Ex-Met Police dog handler's life saved by robotic surgery

Life-saving: Surgical care practitioner Bradley Russell
Life-saving: Surgical care practitioner Bradley Russell

A retired Met police dog handler known as Lucky believes he has lived up to his name after undergoing robotic surgery to remove a life-threatening cancer.

Dave “Lucky” Edwards, 55, received the hi-tech operation at the Royal Marsden hospital in Chelsea less than two months after the tumour was detected in his prostate.

The father of two said he wanted to live to see his children, Andrew, 24, and Kate, 27, marry and have their own children.

He hopes his story will encourage other men, including former Met colleagues, to get tested. Prostate cancer is the most common cancer in men, with 47,000 diagnoses a year in the UK. It kills 11,000 a year.

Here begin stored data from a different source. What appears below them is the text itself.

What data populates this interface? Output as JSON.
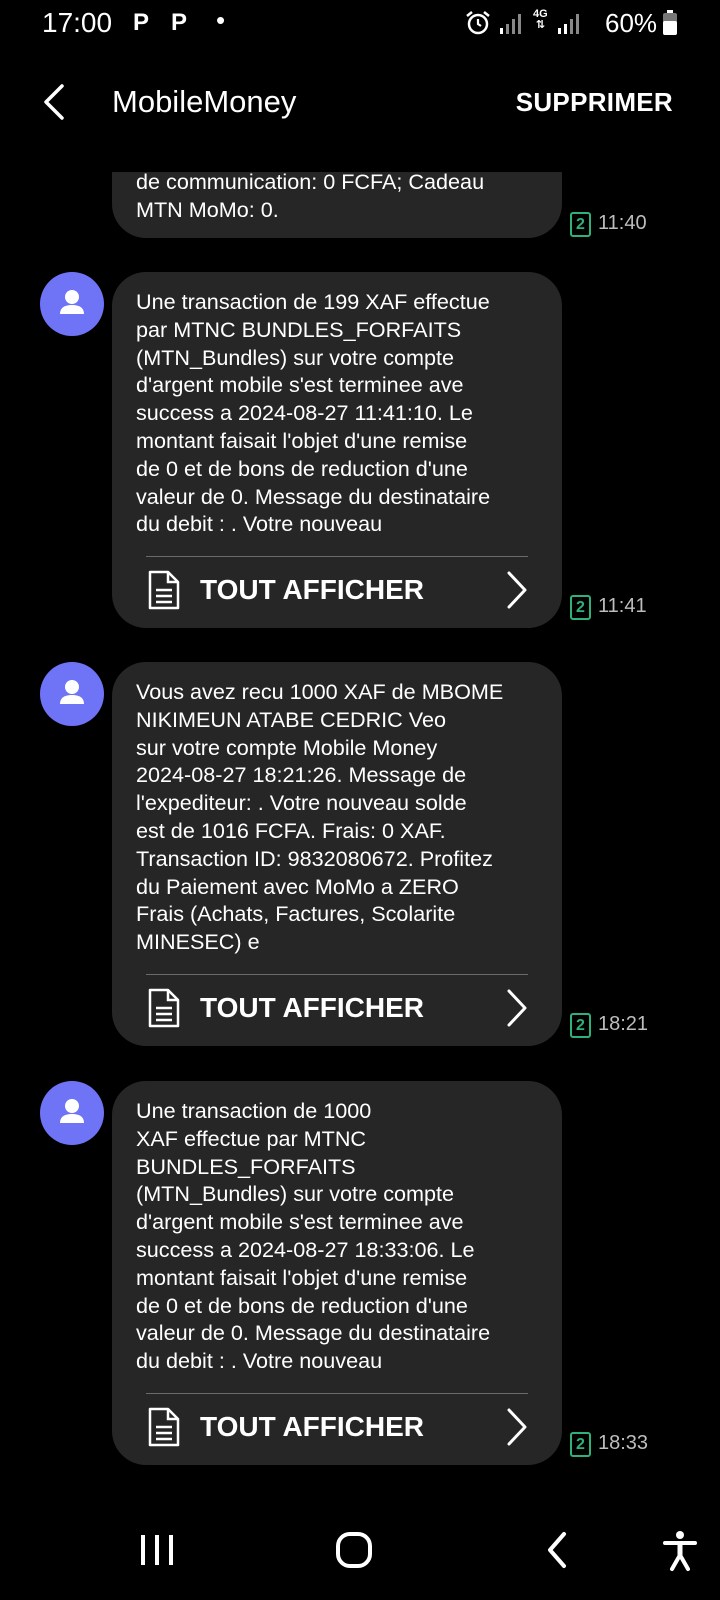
{
  "status_bar": {
    "time": "17:00",
    "notification_icons": [
      "P",
      "P"
    ],
    "dot": "•",
    "network": "4G",
    "battery": "60%"
  },
  "header": {
    "title": "MobileMoney",
    "delete_label": "SUPPRIMER",
    "back_icon": "chevron-left-icon"
  },
  "messages": [
    {
      "text": "de communication: 0 FCFA; Cadeau\nMTN MoMo: 0.",
      "sim": "2",
      "time": "11:40"
    },
    {
      "text": "Une transaction de 199 XAF effectue\npar MTNC BUNDLES_FORFAITS\n(MTN_Bundles) sur votre compte\nd'argent mobile s'est terminee ave\nsuccess a 2024-08-27 11:41:10. Le\nmontant faisait l'objet d'une remise\nde 0 et de bons de reduction d'une\nvaleur de 0. Message du destinataire\ndu debit : . Votre nouveau",
      "view_all": "TOUT AFFICHER",
      "sim": "2",
      "time": "11:41"
    },
    {
      "text": "Vous avez recu 1000 XAF de MBOME\nNIKIMEUN ATABE CEDRIC Veo\nsur votre compte Mobile Money\n2024-08-27 18:21:26. Message de\nl'expediteur: . Votre nouveau solde\nest de 1016 FCFA. Frais: 0 XAF.\nTransaction ID: 9832080672. Profitez\ndu Paiement avec MoMo a ZERO\nFrais (Achats, Factures, Scolarite\nMINESEC) e",
      "view_all": "TOUT AFFICHER",
      "sim": "2",
      "time": "18:21"
    },
    {
      "text": "Une transaction de 1000\nXAF effectue par MTNC\nBUNDLES_FORFAITS\n(MTN_Bundles) sur votre compte\nd'argent mobile s'est terminee ave\nsuccess a 2024-08-27 18:33:06. Le\nmontant faisait l'objet d'une remise\nde 0 et de bons de reduction d'une\nvaleur de 0. Message du destinataire\ndu debit : . Votre nouveau",
      "view_all": "TOUT AFFICHER",
      "sim": "2",
      "time": "18:33"
    }
  ],
  "colors": {
    "background": "#000000",
    "bubble": "#262626",
    "avatar": "#6f73f5",
    "sim_badge": "#2fb27a",
    "time_text": "#bdbdbd"
  },
  "nav_bar": {
    "items": [
      "recent-apps-icon",
      "home-icon",
      "back-icon",
      "accessibility-icon"
    ]
  }
}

Mr Edwards earned his nickname when he and wife Claire had their wedding reception at The Grand hotel in Brighton, one month before the IRA bomb in 1984. “We had the room where the bomb was planted to get changed in,” he said.

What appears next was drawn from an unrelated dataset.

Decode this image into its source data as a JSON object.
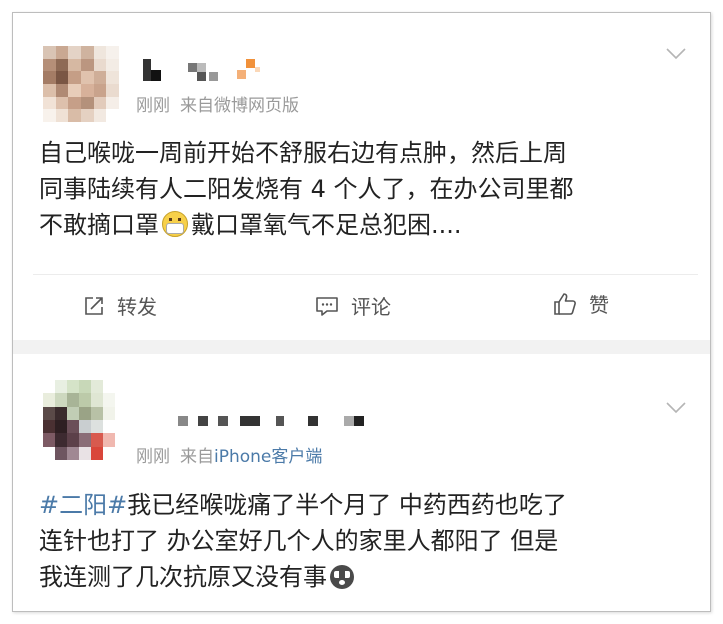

He also won a £28,500 football bet on a £1 accumulator — and was badly assaulted and had a shotgun held to his head during his 32 years on frontline duty.

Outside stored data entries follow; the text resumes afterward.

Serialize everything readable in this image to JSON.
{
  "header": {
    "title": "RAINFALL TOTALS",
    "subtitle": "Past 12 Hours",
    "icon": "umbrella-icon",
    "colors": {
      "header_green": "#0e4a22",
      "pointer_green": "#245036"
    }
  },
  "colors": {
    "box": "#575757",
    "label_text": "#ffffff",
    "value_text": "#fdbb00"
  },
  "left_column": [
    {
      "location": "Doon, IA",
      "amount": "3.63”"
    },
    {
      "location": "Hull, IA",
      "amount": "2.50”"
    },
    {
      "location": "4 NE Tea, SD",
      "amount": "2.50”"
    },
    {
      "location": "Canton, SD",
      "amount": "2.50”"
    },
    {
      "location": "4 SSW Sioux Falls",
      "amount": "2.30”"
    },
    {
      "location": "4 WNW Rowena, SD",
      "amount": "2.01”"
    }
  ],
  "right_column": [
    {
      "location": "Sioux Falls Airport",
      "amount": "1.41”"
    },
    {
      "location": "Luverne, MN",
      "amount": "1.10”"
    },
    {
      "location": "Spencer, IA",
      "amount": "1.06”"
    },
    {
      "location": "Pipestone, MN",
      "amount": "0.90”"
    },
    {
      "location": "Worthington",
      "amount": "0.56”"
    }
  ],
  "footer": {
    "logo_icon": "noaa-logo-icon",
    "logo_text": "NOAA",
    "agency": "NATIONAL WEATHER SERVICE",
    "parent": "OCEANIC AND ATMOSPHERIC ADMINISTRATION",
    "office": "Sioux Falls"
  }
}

“With this, I believe I have become Lucky again,” said Mr Edwards, who retired in 2012.

“The doctor said, ‘Go out and buy yourself 100 lottery tickets. You are the only person I am giving good news to today.’”

The non-smoker, who lives near Leatherhead, Surrey, and his consultant surgeon Declan Cahill invited the Standard to watch the two-hour operation to mark a decade of use of the da Vinci robots at the Marsden.

Mr Edwards said the cancer was discovered “through luck”.

“I had a fantastic GP who was very good at diagnosing my problem. I got up of a night and really tried to pee, but it just wasn’t flowing very well,” he explained.

He was referred to his local hospital, Epsom, where the cancer was detected through tests. He was then referred on to the Marsden, one of the UK’s specialist cancer hospitals.

Doctors told him that he would make a full recovery without the need for radiotherapy or chemotherapy.

Mr Cahill, the UK’s most prolific robotic surgeon in urology, performs about 160 radical prostatectomies — the removal of the entire prostate gland — using the robot a year.

The latest version of the machine was donated to the Marsden two years ago by former House of Fraser chairman Don McCarthy in memory of his wife, Diane.

Mr Cahill said: “The cancer was life-threatening and this operation was curative. He should make a good recovery and I anticipate a complete cure from his prostate cancer.”

He said the robot enabled him to operate on more patients, with fewer complications.